We live in two worlds, the waking world with it's laws of science, logic, and social behavior, and the elusive world of dreaming, still shrouded in a mystery behind the veil of sleep. In the dream world, fantastic happenings, images, and transformations are normal currency. Often such dream experiences are suffused with a depth of emotion or visionary insight that can surpass waking experience.
Historically, most of the world's cultures have believed that dreams come from an outside sources, as visitations from the gods. The Egyptians believed that dreams carried messages from good and bad spirits and even the Greeks built special shrines to serve as dream oracles.
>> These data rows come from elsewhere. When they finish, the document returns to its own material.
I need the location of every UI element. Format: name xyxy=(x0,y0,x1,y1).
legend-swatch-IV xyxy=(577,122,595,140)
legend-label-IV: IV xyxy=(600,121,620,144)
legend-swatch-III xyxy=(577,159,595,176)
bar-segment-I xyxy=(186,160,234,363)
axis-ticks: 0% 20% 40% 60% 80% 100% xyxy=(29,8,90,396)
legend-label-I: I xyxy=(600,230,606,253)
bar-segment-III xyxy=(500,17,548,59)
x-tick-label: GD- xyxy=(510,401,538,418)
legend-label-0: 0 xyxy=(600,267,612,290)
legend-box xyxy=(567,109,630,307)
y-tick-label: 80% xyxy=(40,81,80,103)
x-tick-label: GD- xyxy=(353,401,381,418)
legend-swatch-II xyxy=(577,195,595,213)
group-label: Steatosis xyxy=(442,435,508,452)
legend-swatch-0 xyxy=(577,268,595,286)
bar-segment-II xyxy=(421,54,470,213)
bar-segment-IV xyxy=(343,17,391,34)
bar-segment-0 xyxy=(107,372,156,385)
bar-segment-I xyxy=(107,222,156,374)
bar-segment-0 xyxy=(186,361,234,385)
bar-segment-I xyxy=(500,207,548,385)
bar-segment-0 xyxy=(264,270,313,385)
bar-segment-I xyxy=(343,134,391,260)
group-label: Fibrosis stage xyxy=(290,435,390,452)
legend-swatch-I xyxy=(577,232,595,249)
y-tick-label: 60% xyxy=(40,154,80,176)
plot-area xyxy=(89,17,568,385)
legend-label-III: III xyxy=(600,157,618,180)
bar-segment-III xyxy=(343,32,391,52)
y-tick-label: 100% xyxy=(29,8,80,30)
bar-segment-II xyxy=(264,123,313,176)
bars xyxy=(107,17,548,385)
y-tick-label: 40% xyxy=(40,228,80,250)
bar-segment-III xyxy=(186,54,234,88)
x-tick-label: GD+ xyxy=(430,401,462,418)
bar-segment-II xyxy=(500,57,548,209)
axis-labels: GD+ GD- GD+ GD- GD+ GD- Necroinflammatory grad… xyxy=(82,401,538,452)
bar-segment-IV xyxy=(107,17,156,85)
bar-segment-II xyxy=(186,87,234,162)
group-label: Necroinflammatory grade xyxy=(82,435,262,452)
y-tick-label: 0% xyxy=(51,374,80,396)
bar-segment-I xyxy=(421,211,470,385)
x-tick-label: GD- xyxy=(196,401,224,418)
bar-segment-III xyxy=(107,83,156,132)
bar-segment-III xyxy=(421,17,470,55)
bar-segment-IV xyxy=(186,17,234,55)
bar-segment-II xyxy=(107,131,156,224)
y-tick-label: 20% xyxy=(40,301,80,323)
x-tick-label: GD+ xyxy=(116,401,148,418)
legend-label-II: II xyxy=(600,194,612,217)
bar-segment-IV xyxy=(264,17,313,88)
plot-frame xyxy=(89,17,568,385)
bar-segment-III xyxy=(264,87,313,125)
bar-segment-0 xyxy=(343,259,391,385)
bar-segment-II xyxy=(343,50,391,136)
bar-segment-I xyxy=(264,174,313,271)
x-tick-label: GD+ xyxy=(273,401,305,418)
In fact, as late as the last century, people have interpreted the horrifying apparitions in nightmares as demons intent on seducing the innocent (Fontana 22). The identification of REM (Rapid Eye Movement) sleep in 1953 brought technology to bear on dream research, in order to explore the physiology of dreaming and the relationship between dreams and sleep.
All through history we have sought to fathom the meanings of our dreams and every culture has it's theories about dreams. The most ancient civilizations believed that dreams carried messages from the gods. The Epic of Gilgamesh, the great tale of a Mesopotamian hero-king written in the Akkadian language during the first millennium BC, is full of dream accounts, many replete with divine omens of danger or victory; in one a nightmare creature leads the hero Enkidu to the "Land of Dust" where the souls of the dead live in perpetual darkness (Fontana).
Ancient Jewish tradition anticipated modern dream theory by recognizing that the life-circumstances of the dreamer are as important in interpretation as the dream content itself. The Babylonians revered the Jews as dream interpreters, and in the sixth century BC they summoned the Israelite prophet Daniel to interpret one of King Nebuchadnezzar's dreams, whereupon he correctly predicted the king's imminent seven years of madness (Daniel 4: 535).